3 of 3 people found the following review helpful
4.0 out of 5 stars A work on par with the best in postmodernism 7 May 2011
By Zach Powers - Published on Amazon.com
Format:Paperback
This is a remarkable book that should draw instant comparisons to Calvino's If on a Winter's Night a Traveler for how it breaks traditional narrative in a way that explores the relationship between reader and text. The narrator of the novel sets out at the beginning to craft a travelogue about his stay on a fictitious, fabulistic island. The inhabitants of the island adhere to their own cultural norms, which bear little resemblance to those of the rest of the world. For example, their language, and the characters used to write it, are ever evolving (almost daily), so that meaning itself is a fluid thing. This fact is important later in the novel, when it switches from travelogue (descriptions of the island and its inhabitants) to a sharing of stories from the island's lone book. This book contains the only text on the island, and like the native language, it is constantly changing, successive readers altering the stories contained within, composing tangents (contained in pockets attached to the part of the text on which they elaborate), and blotting out any passage they don't particularly like. In addition, if a word is smudged (which often happens, as the islanders build their homes with walls of falling water through which they must often pass), no attempt is made to repair the text, and even the smudge becomes as important a part of the new, resulting story as any of the words that are still legible. The whole novel is filled with similar concepts, exploring the idea of mutability, perhaps exposing the flaws in the traditional, blind belief in concreteness.

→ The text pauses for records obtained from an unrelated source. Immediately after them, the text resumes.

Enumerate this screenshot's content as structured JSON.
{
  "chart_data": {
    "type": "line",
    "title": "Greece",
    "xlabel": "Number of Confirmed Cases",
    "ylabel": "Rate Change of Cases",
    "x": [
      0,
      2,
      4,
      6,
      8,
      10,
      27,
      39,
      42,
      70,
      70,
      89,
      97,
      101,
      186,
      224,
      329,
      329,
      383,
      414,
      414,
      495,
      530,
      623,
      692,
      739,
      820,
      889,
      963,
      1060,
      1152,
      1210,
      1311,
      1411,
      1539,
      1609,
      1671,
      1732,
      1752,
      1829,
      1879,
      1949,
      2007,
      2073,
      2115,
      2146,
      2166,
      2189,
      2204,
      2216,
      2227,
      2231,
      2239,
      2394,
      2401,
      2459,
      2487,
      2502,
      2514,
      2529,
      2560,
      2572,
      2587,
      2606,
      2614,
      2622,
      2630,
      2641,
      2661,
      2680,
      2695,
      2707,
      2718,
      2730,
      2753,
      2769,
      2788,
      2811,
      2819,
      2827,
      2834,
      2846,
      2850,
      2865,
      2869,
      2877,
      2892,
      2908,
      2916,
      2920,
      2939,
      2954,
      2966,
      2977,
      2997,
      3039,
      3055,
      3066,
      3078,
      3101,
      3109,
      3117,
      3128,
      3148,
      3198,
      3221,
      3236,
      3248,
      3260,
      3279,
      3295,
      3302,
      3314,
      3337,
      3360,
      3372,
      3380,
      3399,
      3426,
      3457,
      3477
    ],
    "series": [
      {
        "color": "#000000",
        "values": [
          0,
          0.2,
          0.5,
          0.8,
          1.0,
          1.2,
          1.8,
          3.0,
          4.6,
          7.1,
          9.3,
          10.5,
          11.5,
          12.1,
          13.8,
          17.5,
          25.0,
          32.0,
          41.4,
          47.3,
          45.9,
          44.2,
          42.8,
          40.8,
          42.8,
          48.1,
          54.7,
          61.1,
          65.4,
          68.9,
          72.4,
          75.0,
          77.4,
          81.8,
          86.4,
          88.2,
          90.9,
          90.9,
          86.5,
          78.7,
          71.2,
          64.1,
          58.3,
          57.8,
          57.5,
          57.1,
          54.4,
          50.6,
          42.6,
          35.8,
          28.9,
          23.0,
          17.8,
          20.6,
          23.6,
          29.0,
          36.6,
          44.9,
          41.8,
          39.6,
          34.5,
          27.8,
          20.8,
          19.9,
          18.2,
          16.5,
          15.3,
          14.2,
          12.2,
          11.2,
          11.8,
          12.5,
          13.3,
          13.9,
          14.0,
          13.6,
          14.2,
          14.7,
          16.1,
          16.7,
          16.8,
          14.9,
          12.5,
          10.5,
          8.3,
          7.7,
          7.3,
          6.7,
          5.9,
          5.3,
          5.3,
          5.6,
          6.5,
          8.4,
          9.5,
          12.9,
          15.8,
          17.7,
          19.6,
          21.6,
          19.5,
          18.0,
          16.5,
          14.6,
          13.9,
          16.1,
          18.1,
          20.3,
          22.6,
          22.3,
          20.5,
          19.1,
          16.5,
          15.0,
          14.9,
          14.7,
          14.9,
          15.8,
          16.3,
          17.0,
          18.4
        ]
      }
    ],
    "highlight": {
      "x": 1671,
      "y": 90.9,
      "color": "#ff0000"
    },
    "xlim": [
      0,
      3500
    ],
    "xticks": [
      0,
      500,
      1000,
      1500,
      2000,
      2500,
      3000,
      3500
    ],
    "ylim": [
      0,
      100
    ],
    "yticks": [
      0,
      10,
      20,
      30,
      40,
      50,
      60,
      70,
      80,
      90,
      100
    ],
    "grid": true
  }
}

The only reason I didn't give this novel 5 stars was because it didn't quite engage me, as a story, as completely as Ajvaz's The Other City, or in the same way as other, similarly postmodern works. Also, in some of the more conceptual moments, when the philosophy behind the novel is being explained, I think the translation could have been, if not clearer, then more flowing, in a way that would maintain the narrative pace instead of pulling the reader, just slightly, from its current. A fantastic book that I'd recommend to anyone. I can only hope that more of Ajvaz's works will appear in translation.